Well, time to get out of here! I grabbed my tripod and purposefully started walking backwards. When being approached by carnivores it is important not to look alarmed and running is suicide because things that run from predators by default must be food or else they wouldn’t be running. It is important not to act like a prey animal, it triggers the predator’s instinct to chase – it is important to not trigger the instinct to chase! It can also be helpful to carry on the same activity that you were doing to appear relaxed so I continued shooting as I calmly backed my way out of a possibly dangerous situation.

Grizzlies comming at me
Coming at me

I walked backwards a bit, I took a few more shots and they were still coming toward me although still in an unthreatening way. Although I once again resembled a tourist on the side of the road, despite my lack of a road, the grizzlies insisted on checking out what was once on the ground but was no longer. I figured I should get my bear spray ready just in case. I armed the bear spray and hung it on my right index finger just in case they had an undesirable change in attitude. I then took a few more pictures as I resumed my backwards exit strategy.

The grizzlies were in no hurry but they were still coming my way. I was still firing off a few shots so I figured; I am still taking photos so I should re-extend my tripod legs so my photos would be clearer. As I moved my left arm up to extend the tripod legs held in my right hand, the hand that also possessed the index finger where my bear spray precariously dangled, I accidently hit the bottom of the pepper spray can, it discharged and blinded me in my left eye – damn it!

Nearly panicked now, I quickly assessed the situation and realized it was time for me to expedite my backing the hell out of there. Still keeping my wits despite being blinded in one eye, I hastened my pace, and quit taking photos; I quit watching the bears as watching where I stepped with my remaining eye and not stepping in a badger hole had a brand-new importance.  While retreating from the bears I didn’t ponder my pain or blindness, as when I am in emergency mode there is no time for such folly, there is only time to react in a purposeful way. Soon, I was safely back to my car.

Bear spray, keep it with you around Yellowstone
Bear spray, keep it with you around Yellowstone

Upon reaching my car I marveled how, not only did my eye burn like crazy, I couldn’t even open it.
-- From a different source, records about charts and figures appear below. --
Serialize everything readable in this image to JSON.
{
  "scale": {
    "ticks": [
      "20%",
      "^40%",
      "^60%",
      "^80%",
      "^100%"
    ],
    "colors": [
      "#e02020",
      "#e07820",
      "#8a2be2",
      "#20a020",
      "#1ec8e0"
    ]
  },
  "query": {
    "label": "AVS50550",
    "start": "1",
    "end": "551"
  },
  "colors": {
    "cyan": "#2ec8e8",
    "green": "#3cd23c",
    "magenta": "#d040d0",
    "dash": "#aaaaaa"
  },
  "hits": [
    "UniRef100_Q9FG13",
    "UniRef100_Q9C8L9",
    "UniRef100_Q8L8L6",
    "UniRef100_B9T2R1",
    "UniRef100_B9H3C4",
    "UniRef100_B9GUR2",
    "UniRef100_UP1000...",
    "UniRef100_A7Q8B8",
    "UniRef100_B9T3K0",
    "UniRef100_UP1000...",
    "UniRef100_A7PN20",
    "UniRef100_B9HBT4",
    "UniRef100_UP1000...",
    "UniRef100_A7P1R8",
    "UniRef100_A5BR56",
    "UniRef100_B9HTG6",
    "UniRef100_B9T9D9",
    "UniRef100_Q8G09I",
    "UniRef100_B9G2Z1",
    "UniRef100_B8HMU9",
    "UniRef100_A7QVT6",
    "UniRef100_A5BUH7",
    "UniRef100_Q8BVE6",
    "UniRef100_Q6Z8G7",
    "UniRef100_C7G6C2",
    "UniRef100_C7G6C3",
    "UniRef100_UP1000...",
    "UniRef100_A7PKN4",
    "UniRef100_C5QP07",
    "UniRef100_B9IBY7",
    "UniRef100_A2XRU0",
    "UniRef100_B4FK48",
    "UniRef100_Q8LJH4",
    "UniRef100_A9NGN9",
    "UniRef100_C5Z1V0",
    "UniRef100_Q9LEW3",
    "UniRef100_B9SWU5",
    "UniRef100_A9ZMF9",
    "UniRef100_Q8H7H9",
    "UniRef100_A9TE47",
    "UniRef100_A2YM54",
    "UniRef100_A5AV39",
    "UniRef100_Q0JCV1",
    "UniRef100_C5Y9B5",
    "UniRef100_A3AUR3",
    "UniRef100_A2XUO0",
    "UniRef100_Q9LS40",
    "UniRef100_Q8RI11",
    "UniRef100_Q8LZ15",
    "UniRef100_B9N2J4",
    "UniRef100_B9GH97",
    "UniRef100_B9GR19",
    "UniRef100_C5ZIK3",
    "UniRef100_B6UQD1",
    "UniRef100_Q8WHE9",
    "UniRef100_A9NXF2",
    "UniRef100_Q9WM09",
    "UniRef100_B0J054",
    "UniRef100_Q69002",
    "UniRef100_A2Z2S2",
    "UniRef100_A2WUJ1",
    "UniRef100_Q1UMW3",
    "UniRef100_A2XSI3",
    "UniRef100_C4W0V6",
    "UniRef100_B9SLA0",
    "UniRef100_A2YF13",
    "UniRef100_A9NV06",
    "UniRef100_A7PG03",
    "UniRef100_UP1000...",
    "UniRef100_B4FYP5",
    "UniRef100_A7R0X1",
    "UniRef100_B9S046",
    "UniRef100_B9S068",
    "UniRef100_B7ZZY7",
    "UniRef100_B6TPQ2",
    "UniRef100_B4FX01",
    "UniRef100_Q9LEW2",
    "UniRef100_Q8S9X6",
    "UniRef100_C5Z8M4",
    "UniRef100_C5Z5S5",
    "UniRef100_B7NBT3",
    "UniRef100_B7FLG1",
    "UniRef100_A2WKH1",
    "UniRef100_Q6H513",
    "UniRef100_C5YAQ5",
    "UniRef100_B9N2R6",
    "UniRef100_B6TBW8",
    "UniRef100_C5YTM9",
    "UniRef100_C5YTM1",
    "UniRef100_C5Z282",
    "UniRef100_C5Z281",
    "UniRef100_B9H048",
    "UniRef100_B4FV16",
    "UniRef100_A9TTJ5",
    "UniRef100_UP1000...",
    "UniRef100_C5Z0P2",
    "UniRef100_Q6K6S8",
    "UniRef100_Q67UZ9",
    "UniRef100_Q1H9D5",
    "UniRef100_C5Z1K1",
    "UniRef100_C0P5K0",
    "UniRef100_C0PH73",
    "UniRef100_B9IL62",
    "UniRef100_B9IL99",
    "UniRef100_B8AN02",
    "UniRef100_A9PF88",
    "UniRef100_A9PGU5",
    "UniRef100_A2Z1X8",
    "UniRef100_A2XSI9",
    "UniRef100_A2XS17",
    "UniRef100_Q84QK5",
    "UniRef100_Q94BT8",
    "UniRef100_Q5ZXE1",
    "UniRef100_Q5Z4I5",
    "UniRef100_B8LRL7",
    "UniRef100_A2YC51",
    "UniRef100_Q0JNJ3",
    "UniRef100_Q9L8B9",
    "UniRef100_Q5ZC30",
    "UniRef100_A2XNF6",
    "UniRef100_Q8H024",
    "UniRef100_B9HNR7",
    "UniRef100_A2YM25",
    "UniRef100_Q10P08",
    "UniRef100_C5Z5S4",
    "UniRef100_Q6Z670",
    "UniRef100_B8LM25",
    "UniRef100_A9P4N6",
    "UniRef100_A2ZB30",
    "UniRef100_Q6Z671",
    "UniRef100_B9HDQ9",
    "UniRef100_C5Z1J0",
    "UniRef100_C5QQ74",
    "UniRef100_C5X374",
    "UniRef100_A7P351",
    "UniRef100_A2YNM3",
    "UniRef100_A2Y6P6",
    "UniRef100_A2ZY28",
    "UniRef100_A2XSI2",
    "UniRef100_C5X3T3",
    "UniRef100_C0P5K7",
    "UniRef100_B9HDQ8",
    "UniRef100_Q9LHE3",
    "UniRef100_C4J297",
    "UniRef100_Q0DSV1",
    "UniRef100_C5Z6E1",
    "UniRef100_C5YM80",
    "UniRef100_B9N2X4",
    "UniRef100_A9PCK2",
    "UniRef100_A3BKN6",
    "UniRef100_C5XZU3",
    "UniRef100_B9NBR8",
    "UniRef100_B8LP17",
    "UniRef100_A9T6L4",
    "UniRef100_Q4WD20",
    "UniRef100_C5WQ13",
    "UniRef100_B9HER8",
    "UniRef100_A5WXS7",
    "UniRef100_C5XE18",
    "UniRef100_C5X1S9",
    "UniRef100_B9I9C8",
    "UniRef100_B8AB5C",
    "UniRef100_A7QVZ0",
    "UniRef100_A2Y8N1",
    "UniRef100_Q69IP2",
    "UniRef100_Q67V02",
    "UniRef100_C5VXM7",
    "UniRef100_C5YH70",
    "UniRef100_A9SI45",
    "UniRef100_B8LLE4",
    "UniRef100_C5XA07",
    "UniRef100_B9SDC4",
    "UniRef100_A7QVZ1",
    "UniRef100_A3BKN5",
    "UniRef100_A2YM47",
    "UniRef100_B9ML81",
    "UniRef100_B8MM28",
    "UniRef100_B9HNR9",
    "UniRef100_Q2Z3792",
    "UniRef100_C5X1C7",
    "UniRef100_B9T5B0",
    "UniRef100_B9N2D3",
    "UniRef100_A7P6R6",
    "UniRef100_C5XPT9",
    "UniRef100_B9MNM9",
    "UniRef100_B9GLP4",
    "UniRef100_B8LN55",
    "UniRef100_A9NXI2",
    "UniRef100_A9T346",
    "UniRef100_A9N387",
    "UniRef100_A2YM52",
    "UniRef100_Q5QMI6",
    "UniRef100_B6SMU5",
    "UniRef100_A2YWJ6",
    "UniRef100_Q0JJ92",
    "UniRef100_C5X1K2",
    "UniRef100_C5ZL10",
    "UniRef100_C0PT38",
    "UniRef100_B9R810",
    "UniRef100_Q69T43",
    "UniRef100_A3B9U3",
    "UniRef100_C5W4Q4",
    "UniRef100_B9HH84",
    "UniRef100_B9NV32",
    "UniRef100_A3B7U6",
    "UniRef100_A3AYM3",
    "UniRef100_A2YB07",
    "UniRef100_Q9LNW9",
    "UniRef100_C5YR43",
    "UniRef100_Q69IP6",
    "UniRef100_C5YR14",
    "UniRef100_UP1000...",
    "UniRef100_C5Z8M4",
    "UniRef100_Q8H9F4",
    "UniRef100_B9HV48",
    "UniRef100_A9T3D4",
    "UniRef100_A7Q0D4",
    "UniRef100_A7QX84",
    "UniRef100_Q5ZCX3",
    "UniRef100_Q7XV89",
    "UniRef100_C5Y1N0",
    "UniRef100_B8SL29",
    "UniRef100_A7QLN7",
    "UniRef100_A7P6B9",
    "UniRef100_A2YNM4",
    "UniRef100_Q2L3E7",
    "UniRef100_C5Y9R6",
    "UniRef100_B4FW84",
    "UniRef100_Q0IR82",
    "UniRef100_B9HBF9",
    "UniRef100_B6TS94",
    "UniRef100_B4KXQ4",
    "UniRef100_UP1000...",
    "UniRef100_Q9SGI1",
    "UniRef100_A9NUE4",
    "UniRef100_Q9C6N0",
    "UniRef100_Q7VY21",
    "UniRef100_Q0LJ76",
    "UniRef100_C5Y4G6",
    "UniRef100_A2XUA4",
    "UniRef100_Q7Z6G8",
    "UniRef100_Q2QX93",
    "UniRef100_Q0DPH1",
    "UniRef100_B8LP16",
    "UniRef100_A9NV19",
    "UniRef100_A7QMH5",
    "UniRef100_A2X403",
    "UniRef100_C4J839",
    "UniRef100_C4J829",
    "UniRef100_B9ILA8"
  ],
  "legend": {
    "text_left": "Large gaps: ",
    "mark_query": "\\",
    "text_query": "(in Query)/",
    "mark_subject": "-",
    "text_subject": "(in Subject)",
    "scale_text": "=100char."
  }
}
I had a bottle of water in the car, and it took fifteen minutes of rinsing my eye before I could even open it. I also had a six-inch red spot around my eye for following three hours. I have no idea what would have happened had I blinded myself in both eyes.

I learned a great lesson in the escapade. Bear spray works really well. I also learned after reviewing my photos that these weren’t the habituated sub adults of famous sow 399 who were raised by the roadway between 2006 and 2008 I assumed they were. These were a couple of bears that I didn’t know and they were a courting pair, most likely, bears that weren’t used to people. Had I suspected; otherwise, I might have kept a little more distance. Grizzly assumptions can get you into trouble.

Until now, I had been rather dubious of the efficacy of bear spray even though I had heard of the study done in Alaska that reported bear spray had 95% efficacy whereas guns only had 65%. I now know that if you get the bear in both eyes he won’t be able to see nor open his eyes. I have much more confidence in bear spray now.